Ciocia Emma odstawiła naczynia i zbliżyła się do drzwi. Zaledwo jedno spojrzenie przekonało ją, że zbliża się bieda.
– Dorotko! – zawołała. – Szybko do schronu!
Nieoczekiwanie, Toto zeskoczył z rąk Dorotki i schował się pod łóżko. Dziewczynka rzuciła się go łapać. Przestraszona ciocia Emma otworzyła klapę i zaczęła pośpiesznie schodzić na dół, po drabince.
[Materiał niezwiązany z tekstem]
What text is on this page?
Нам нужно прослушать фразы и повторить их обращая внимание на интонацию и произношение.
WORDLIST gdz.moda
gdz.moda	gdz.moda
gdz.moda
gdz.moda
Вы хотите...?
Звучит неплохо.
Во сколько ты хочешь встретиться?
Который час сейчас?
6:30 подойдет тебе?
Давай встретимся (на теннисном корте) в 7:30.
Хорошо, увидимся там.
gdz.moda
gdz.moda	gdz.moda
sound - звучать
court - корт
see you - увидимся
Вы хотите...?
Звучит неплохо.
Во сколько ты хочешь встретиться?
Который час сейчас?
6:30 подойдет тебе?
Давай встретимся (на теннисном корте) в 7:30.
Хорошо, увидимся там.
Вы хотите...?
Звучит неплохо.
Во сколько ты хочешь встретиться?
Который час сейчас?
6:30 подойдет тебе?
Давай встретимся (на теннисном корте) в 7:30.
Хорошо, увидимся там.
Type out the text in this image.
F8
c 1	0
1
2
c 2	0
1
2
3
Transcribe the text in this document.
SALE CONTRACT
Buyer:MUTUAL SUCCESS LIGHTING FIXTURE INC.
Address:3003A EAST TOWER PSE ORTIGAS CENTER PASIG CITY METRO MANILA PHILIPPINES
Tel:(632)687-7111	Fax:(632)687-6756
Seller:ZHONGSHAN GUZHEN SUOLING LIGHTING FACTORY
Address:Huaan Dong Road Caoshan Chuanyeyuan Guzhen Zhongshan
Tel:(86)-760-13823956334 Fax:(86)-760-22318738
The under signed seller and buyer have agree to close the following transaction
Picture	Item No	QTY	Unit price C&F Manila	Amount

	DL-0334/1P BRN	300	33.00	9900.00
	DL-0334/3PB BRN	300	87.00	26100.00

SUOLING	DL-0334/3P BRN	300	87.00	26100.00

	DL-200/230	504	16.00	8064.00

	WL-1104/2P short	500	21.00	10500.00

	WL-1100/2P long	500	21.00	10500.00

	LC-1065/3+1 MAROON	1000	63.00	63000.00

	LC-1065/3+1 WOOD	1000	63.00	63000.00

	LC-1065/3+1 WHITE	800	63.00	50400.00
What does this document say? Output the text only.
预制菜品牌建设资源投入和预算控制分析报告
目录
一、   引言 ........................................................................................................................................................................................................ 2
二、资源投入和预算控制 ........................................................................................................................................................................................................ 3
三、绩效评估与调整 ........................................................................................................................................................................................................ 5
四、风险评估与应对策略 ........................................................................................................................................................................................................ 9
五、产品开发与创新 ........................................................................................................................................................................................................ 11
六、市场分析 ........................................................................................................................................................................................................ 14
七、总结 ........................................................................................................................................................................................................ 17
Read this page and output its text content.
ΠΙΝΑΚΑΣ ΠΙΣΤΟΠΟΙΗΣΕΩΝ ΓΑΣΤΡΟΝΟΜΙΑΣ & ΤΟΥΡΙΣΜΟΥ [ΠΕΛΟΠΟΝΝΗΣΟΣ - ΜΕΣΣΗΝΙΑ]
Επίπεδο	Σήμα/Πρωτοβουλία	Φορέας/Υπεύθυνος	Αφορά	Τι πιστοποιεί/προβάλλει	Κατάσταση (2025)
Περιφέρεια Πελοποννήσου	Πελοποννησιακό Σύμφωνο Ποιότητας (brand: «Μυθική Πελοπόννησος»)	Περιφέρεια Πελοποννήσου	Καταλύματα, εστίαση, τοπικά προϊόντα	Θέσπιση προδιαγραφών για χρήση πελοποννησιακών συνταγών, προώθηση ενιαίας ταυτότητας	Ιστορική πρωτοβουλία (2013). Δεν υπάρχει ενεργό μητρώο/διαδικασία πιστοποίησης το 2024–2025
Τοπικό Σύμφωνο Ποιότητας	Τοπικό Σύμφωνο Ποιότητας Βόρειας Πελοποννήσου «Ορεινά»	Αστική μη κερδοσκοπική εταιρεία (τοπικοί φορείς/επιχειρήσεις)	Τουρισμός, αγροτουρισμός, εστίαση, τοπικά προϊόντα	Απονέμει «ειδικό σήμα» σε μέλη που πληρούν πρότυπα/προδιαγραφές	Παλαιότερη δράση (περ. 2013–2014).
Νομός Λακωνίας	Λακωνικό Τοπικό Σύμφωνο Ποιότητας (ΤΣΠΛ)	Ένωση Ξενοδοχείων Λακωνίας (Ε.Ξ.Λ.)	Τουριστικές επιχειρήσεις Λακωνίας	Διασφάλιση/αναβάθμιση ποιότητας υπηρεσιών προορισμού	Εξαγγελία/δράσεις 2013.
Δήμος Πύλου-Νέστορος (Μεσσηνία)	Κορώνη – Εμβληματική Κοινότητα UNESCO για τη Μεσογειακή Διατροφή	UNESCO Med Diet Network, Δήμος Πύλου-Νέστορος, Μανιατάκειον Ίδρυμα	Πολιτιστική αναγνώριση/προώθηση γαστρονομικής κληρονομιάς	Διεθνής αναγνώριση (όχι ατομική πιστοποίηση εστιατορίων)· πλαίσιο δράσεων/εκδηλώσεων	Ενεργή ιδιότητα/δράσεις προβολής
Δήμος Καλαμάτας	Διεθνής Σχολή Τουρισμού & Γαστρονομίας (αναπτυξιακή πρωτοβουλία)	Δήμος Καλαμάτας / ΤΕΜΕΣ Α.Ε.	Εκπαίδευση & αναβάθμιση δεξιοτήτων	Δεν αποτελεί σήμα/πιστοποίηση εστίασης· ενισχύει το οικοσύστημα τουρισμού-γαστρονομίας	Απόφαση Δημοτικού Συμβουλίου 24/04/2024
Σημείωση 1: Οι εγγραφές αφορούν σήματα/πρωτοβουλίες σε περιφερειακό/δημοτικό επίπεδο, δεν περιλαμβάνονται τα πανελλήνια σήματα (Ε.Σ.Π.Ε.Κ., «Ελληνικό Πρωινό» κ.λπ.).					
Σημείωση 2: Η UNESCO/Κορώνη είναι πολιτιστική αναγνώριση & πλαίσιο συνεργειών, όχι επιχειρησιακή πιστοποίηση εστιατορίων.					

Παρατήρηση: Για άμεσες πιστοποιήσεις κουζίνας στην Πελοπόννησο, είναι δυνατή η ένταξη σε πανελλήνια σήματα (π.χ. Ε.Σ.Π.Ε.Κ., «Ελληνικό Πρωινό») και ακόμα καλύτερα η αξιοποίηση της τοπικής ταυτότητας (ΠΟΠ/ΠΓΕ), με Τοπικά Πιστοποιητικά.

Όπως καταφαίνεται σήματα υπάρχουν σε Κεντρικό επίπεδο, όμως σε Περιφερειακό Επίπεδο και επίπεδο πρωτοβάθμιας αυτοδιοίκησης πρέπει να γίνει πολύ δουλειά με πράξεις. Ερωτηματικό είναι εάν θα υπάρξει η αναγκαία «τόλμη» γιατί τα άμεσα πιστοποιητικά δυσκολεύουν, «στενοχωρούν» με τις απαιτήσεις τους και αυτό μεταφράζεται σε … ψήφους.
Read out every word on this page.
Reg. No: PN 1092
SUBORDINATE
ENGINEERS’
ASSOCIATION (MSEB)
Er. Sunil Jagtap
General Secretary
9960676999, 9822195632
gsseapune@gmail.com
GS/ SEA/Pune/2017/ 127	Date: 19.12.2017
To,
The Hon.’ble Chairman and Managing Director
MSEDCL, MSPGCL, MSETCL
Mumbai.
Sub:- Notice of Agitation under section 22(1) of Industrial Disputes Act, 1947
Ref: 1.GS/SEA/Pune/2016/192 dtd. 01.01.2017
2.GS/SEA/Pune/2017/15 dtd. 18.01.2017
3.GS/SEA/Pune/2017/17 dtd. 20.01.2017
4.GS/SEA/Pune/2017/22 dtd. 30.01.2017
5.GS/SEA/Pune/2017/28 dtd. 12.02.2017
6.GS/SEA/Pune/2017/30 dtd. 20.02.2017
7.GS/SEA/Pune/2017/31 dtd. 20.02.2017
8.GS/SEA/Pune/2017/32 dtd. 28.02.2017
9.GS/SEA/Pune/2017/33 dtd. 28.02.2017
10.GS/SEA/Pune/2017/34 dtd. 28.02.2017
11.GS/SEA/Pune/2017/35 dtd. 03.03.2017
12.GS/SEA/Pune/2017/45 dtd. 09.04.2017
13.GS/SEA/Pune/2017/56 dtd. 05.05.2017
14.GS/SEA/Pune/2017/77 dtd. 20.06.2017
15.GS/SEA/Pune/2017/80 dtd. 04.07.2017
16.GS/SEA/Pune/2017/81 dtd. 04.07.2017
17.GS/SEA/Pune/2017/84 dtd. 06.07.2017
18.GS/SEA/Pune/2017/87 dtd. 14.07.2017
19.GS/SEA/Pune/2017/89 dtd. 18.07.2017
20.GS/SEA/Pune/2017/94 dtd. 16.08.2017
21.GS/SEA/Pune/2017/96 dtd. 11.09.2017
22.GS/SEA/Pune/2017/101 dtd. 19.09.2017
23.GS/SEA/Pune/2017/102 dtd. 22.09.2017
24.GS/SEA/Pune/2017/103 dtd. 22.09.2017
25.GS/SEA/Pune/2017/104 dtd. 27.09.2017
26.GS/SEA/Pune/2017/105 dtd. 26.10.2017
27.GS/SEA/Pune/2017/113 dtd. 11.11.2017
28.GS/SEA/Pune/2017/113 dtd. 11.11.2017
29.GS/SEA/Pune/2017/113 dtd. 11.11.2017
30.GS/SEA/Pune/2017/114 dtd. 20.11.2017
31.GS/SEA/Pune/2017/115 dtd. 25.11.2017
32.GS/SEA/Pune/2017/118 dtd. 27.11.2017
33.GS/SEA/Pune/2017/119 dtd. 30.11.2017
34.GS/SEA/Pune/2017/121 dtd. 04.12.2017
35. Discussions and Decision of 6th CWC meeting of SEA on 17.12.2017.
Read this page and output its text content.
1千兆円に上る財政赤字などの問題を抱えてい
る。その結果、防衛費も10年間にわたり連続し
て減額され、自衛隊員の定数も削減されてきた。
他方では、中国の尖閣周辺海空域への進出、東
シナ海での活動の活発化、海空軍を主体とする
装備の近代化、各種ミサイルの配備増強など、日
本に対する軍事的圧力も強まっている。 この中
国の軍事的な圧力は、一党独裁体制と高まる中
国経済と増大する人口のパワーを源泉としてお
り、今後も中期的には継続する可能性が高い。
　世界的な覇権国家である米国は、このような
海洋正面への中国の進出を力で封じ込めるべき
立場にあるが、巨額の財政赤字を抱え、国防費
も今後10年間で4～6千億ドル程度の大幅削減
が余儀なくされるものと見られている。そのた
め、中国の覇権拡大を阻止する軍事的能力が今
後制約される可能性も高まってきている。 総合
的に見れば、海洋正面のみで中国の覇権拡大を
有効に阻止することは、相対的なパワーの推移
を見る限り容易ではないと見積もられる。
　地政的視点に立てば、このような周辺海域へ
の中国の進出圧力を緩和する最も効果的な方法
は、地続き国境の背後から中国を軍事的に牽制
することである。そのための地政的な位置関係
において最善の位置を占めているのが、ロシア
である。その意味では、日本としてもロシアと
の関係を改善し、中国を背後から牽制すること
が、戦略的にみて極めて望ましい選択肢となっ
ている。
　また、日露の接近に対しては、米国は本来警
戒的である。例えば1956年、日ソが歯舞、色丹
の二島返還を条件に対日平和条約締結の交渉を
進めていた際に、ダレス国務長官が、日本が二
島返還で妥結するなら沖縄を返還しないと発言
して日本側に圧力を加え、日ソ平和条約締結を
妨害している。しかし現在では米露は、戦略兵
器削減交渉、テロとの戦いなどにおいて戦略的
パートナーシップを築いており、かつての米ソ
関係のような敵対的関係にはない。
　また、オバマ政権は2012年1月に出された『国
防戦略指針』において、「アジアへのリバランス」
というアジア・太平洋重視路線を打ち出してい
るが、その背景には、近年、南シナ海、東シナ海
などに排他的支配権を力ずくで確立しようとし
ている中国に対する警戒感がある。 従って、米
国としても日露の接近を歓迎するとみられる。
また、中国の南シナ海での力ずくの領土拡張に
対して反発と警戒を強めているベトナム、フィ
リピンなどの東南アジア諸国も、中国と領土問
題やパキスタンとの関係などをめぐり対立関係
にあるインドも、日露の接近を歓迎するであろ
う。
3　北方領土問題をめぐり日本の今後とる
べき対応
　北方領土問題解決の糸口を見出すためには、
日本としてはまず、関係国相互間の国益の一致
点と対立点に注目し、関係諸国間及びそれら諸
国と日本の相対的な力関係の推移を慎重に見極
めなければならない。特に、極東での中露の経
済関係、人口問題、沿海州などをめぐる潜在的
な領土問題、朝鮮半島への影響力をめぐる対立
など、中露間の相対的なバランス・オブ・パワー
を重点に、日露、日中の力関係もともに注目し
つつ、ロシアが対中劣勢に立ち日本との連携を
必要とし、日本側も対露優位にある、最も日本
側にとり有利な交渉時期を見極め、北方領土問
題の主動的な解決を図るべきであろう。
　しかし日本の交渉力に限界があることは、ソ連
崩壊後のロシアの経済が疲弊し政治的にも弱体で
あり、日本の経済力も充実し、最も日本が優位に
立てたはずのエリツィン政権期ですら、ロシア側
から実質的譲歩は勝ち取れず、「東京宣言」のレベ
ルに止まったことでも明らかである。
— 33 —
W końcu Dorotka złapała Toto i zapragnęła jak najszybciej znaleźć się w schronie, razem z ciocią. Nie zdążyła, jednak, zrobić żadnego kroku, kiedy ze straszną siłą zawył wiatr. Maleńki domek zadrżał tak, że dziewczynka straciła równowagę i upadła na podłogę.
W następnej chwili stało się coś, w co trudno uwierzyć. Dom kilka razy obrócił się wokół osi, następnie zaczął powoli się unosić, podobnie jak balon.
Właśnie w tym miejscu, gdzie stał domek Dorotki, zderzyły się dwa wiatry – północny i południowy. Z tego zderzenia zrodził się straszny huragan. W centrum huraganu zwykle jest dość cicho, ale strumienie wichru coraz mocniej naciskały na ściany domu, w końcu zaczęły unosić go coraz wyżej, aż znalazł się na szczycie ogromnego wiru, który poniósł go, jak lekkie piórko.
Za oknami panowała całkowita ciemność, wiatr wył jak dzikie zwierzę. Mimo to, leciało się całkiem przyjemnie. Tylko jeden raz, na początku podróży, dom trochę się pokręcił, a jeden raz mocno się przechylił. Potem Dorotka czuła zaledwie lekkie kołysanie, jak na huśtawce.
Toto ze wszystkiego był wyraźnie zadowolony. Głośno szczekał i biegał po pokoju wokół gospodyni, która cicho siedziała na podłodze i próbowała zgadnąć, co będzie dalej.
Był moment, kiedy Toto zagapił się i trafił do otwartego luku. Dorotka przestraszyła się. Pomyślała, że zginął tam na zawsze, ale po chwili zobaczyła, że z luku sterczy skrajek czarnego ucha.
Ciśnienie powietrza nie pozwalało pieskowi upaść na ziemię. Dziewczynka podczołgała się do luku, chwyciła Toto za ucho i wyciągnęła z powrotem. Potem zatrzasnęła luk, żeby taka przygoda nie powtórzyła się po raz drugi.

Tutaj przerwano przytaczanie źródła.